OMELIA di Sua Eminenza il Cardinale Angelo Scola (trascrizione non rivista dall’autore)
«Saliamo a Gerusalemme e si compirà tutto ciò che fu scritto riguardo al Figlio dell’uomo…»(Lc 18,31). Così nel passaggio del Vangelo di Luca Gesù stesso parla della parte finale del suo itinerario terreno, missione di passione, di morte e anche di gloriosa risurrezione.
Mi ha colpito nella lettura di questo passaggio la parola compirà. Spesso, almeno a me succede, noi sottovalutiamo che, passo dopo passo, la nostra vita si compie, va al suo compimento. E la morte, come diceva il giovanissimo Egied van Broeckhoven gesuita che si fece operaio a Bruxelles e morì a 34 anni in un incidente sul lavoro, è ciò che “porta a compimento la mia vita”.
Siamo qui per fare memoria vitale del nostro carissimo amico vescovo Luigi che nella nostra zona ha passato, se non erro, vent’anni, tra la prima parte di quattro anni a Valmadrera e poi qui a Lecco, con l’impegno particolare di dirigere Il Resegone.
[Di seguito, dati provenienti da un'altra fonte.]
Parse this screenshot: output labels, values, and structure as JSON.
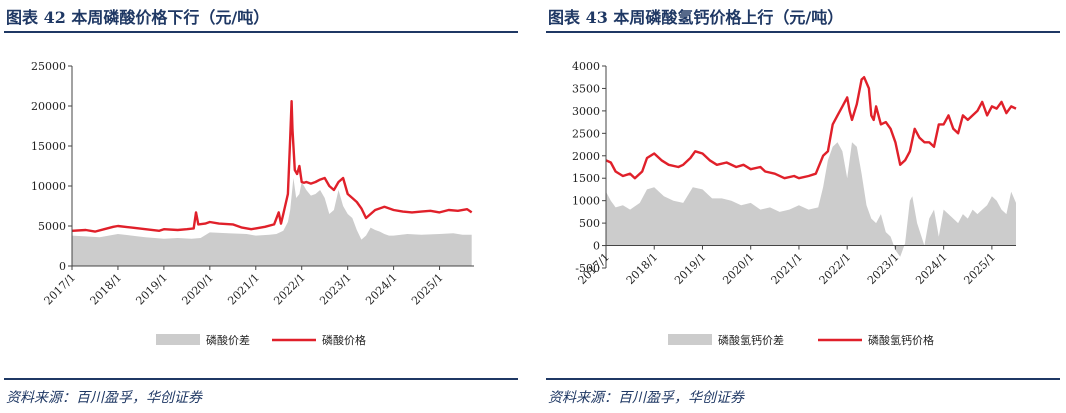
{
  "panels": [
    {
      "title": "图表 42   本周磷酸价格下行（元/吨）",
      "source": "资料来源：百川盈孚，华创证券",
      "chart_data": {
        "type": "area",
        "title": "",
        "ylim": [
          0,
          25000
        ],
        "yticks": [
          0,
          5000,
          10000,
          15000,
          20000,
          25000
        ],
        "xticks": [
          "2017/1",
          "2018/1",
          "2019/1",
          "2020/1",
          "2021/1",
          "2022/1",
          "2023/1",
          "2024/1",
          "2025/1"
        ],
        "xrange": [
          2017.0,
          2025.75
        ],
        "legend": "bottom",
        "grid": false,
        "series": [
          {
            "name": "磷酸价差",
            "kind": "area",
            "color": "#cccccc",
            "x": [
              2017.0,
              2017.3,
              2017.6,
              2017.8,
              2018.0,
              2018.3,
              2018.6,
              2019.0,
              2019.3,
              2019.6,
              2019.8,
              2020.0,
              2020.4,
              2020.8,
              2021.0,
              2021.3,
              2021.45,
              2021.6,
              2021.7,
              2021.75,
              2021.82,
              2021.88,
              2021.95,
              2022.0,
              2022.1,
              2022.2,
              2022.3,
              2022.4,
              2022.5,
              2022.6,
              2022.7,
              2022.8,
              2022.9,
              2023.0,
              2023.1,
              2023.2,
              2023.3,
              2023.4,
              2023.5,
              2023.6,
              2023.7,
              2023.8,
              2023.9,
              2024.0,
              2024.3,
              2024.6,
              2025.0,
              2025.3,
              2025.5,
              2025.7
            ],
            "y": [
              3800,
              3700,
              3600,
              3800,
              4000,
              3800,
              3600,
              3400,
              3500,
              3400,
              3500,
              4200,
              4100,
              4000,
              3800,
              3900,
              4000,
              4400,
              5500,
              7000,
              11000,
              8500,
              9000,
              10500,
              9500,
              8800,
              9000,
              9500,
              8500,
              6500,
              7000,
              9500,
              7500,
              6500,
              6000,
              4500,
              3300,
              3800,
              4800,
              4500,
              4300,
              4000,
              3800,
              3800,
              4000,
              3900,
              4000,
              4100,
              3900,
              3900
            ]
          },
          {
            "name": "磷酸价格",
            "kind": "line",
            "color": "#e0202a",
            "x": [
              2017.0,
              2017.3,
              2017.5,
              2017.7,
              2017.9,
              2018.0,
              2018.3,
              2018.6,
              2018.9,
              2019.0,
              2019.3,
              2019.5,
              2019.65,
              2019.7,
              2019.75,
              2019.9,
              2020.0,
              2020.2,
              2020.5,
              2020.7,
              2020.9,
              2021.0,
              2021.2,
              2021.4,
              2021.5,
              2021.55,
              2021.6,
              2021.7,
              2021.75,
              2021.78,
              2021.8,
              2021.85,
              2021.9,
              2021.95,
              2022.0,
              2022.05,
              2022.1,
              2022.2,
              2022.3,
              2022.4,
              2022.5,
              2022.6,
              2022.7,
              2022.8,
              2022.9,
              2023.0,
              2023.1,
              2023.2,
              2023.3,
              2023.4,
              2023.5,
              2023.6,
              2023.8,
              2024.0,
              2024.2,
              2024.4,
              2024.6,
              2024.8,
              2025.0,
              2025.2,
              2025.4,
              2025.6,
              2025.7
            ],
            "y": [
              4400,
              4500,
              4300,
              4600,
              4900,
              5000,
              4800,
              4600,
              4400,
              4600,
              4500,
              4600,
              4700,
              6700,
              5200,
              5300,
              5500,
              5300,
              5200,
              4800,
              4600,
              4700,
              4900,
              5200,
              6700,
              5300,
              6500,
              9000,
              16000,
              20600,
              17000,
              12000,
              11500,
              12500,
              10500,
              10400,
              10500,
              10300,
              10500,
              10800,
              11000,
              10000,
              9500,
              10500,
              11000,
              9000,
              8500,
              8000,
              7200,
              6000,
              6500,
              7000,
              7400,
              7000,
              6800,
              6700,
              6800,
              6900,
              6700,
              7000,
              6900,
              7100,
              6700
            ]
          }
        ]
      }
    },
    {
      "title": "图表 43   本周磷酸氢钙价格上行（元/吨）",
      "source": "资料来源：百川盈孚，华创证券",
      "chart_data": {
        "type": "area",
        "title": "",
        "ylim": [
          -500,
          4000
        ],
        "yticks": [
          -500,
          0,
          500,
          1000,
          1500,
          2000,
          2500,
          3000,
          3500,
          4000
        ],
        "xticks": [
          "2017/1",
          "2018/1",
          "2019/1",
          "2020/1",
          "2021/1",
          "2022/1",
          "2023/1",
          "2024/1",
          "2025/1"
        ],
        "xrange": [
          2017.0,
          2025.5
        ],
        "legend": "bottom",
        "grid": false,
        "series": [
          {
            "name": "磷酸氢钙价差",
            "kind": "area",
            "color": "#cccccc",
            "x": [
              2017.0,
              2017.1,
              2017.2,
              2017.35,
              2017.5,
              2017.7,
              2017.85,
              2018.0,
              2018.2,
              2018.4,
              2018.6,
              2018.8,
              2019.0,
              2019.2,
              2019.4,
              2019.6,
              2019.8,
              2020.0,
              2020.2,
              2020.4,
              2020.6,
              2020.8,
              2021.0,
              2021.2,
              2021.4,
              2021.5,
              2021.6,
              2021.7,
              2021.8,
              2021.9,
              2022.0,
              2022.1,
              2022.2,
              2022.3,
              2022.4,
              2022.5,
              2022.6,
              2022.7,
              2022.8,
              2022.9,
              2023.0,
              2023.1,
              2023.2,
              2023.3,
              2023.35,
              2023.45,
              2023.6,
              2023.7,
              2023.8,
              2023.9,
              2024.0,
              2024.1,
              2024.2,
              2024.3,
              2024.4,
              2024.5,
              2024.6,
              2024.7,
              2024.8,
              2024.9,
              2025.0,
              2025.1,
              2025.2,
              2025.3,
              2025.4,
              2025.5
            ],
            "y": [
              1200,
              1000,
              850,
              900,
              800,
              950,
              1250,
              1300,
              1100,
              1000,
              950,
              1300,
              1250,
              1050,
              1050,
              1000,
              900,
              950,
              800,
              850,
              750,
              800,
              900,
              800,
              850,
              1300,
              1900,
              2200,
              2300,
              2100,
              1500,
              2300,
              2200,
              1600,
              900,
              600,
              500,
              700,
              300,
              200,
              -100,
              -250,
              50,
              1000,
              1100,
              500,
              0,
              600,
              800,
              200,
              800,
              700,
              600,
              500,
              700,
              600,
              800,
              700,
              800,
              900,
              1100,
              1000,
              800,
              700,
              1200,
              950
            ]
          },
          {
            "name": "磷酸氢钙价格",
            "kind": "line",
            "color": "#e0202a",
            "x": [
              2017.0,
              2017.1,
              2017.2,
              2017.35,
              2017.5,
              2017.6,
              2017.75,
              2017.85,
              2018.0,
              2018.15,
              2018.3,
              2018.5,
              2018.6,
              2018.75,
              2018.85,
              2019.0,
              2019.15,
              2019.3,
              2019.5,
              2019.7,
              2019.85,
              2020.0,
              2020.2,
              2020.3,
              2020.5,
              2020.7,
              2020.9,
              2021.0,
              2021.2,
              2021.35,
              2021.5,
              2021.6,
              2021.7,
              2021.8,
              2021.9,
              2022.0,
              2022.05,
              2022.1,
              2022.2,
              2022.3,
              2022.35,
              2022.45,
              2022.5,
              2022.55,
              2022.6,
              2022.7,
              2022.8,
              2022.9,
              2023.0,
              2023.1,
              2023.2,
              2023.3,
              2023.4,
              2023.5,
              2023.6,
              2023.7,
              2023.8,
              2023.9,
              2024.0,
              2024.1,
              2024.2,
              2024.3,
              2024.4,
              2024.5,
              2024.6,
              2024.7,
              2024.8,
              2024.9,
              2025.0,
              2025.1,
              2025.2,
              2025.3,
              2025.4,
              2025.5
            ],
            "y": [
              1900,
              1850,
              1650,
              1550,
              1600,
              1500,
              1650,
              1950,
              2050,
              1900,
              1800,
              1750,
              1800,
              1950,
              2100,
              2050,
              1900,
              1800,
              1850,
              1750,
              1800,
              1700,
              1750,
              1650,
              1600,
              1500,
              1550,
              1500,
              1550,
              1600,
              2000,
              2100,
              2700,
              2900,
              3100,
              3300,
              3000,
              2800,
              3150,
              3700,
              3750,
              3500,
              2900,
              2800,
              3100,
              2700,
              2750,
              2600,
              2300,
              1800,
              1900,
              2100,
              2600,
              2400,
              2300,
              2300,
              2200,
              2700,
              2700,
              2900,
              2600,
              2500,
              2900,
              2800,
              2900,
              3000,
              3200,
              2900,
              3100,
              3050,
              3200,
              2950,
              3100,
              3050
            ]
          }
        ]
      }
    }
  ]
}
La nostra vita non può che essere partecipazione all’esperienza del compimento che il Figlio di Dio, accettando di farsi uomo, ha realizzato, ha attuato. Solo partecipando all’Apostolato per eccellenza di Gesù all’edificazione della comunità degli apostoli e dei discepoli, alla Sua passione, alla Sua morte e alla Sua resurrezione noi potremo – come ci ha detto la Seconda Lettura – non essere tristi, non essere come gente che non ha speranza. Quindi fare memoria del nostro amico don Luigi ci aiuta a capire cos’è la speranza, perché ci aiuta a stare nella realtà e a concepire il nostro cammino, in tutte le fasi della vita, dal concepimento fino al suo termine naturale, secondo il suo più ampio significato: noi ci stiamo compiendo, ci stiamo realizzando. E nulla, neanche la prova, la prova fisica e soprattutto la prova morale, quella legata alle nostre fragilità e ai nostri peccati, ci deve più far timore, perché noi abbiamo speranza, la speranza che Gesù stesso ci ha dato e che spesso don Luigi con sagacia, con insistente energia ci ha riproposto in tutti i passaggi della sua vita. Ma c’è un ma.
E il ma è la finale del Vangelo: «Non compresero nulla». Non dice che han capito solo in parte, come magari facciamo noi – penso a me stesso – con la vita di fede e con le conseguenze che essa ha. Non compresero nulla perché sono incapaci di dare fiducia al Testimone fedele. E quindi precipitano in un’attitudine di assenza di speranza.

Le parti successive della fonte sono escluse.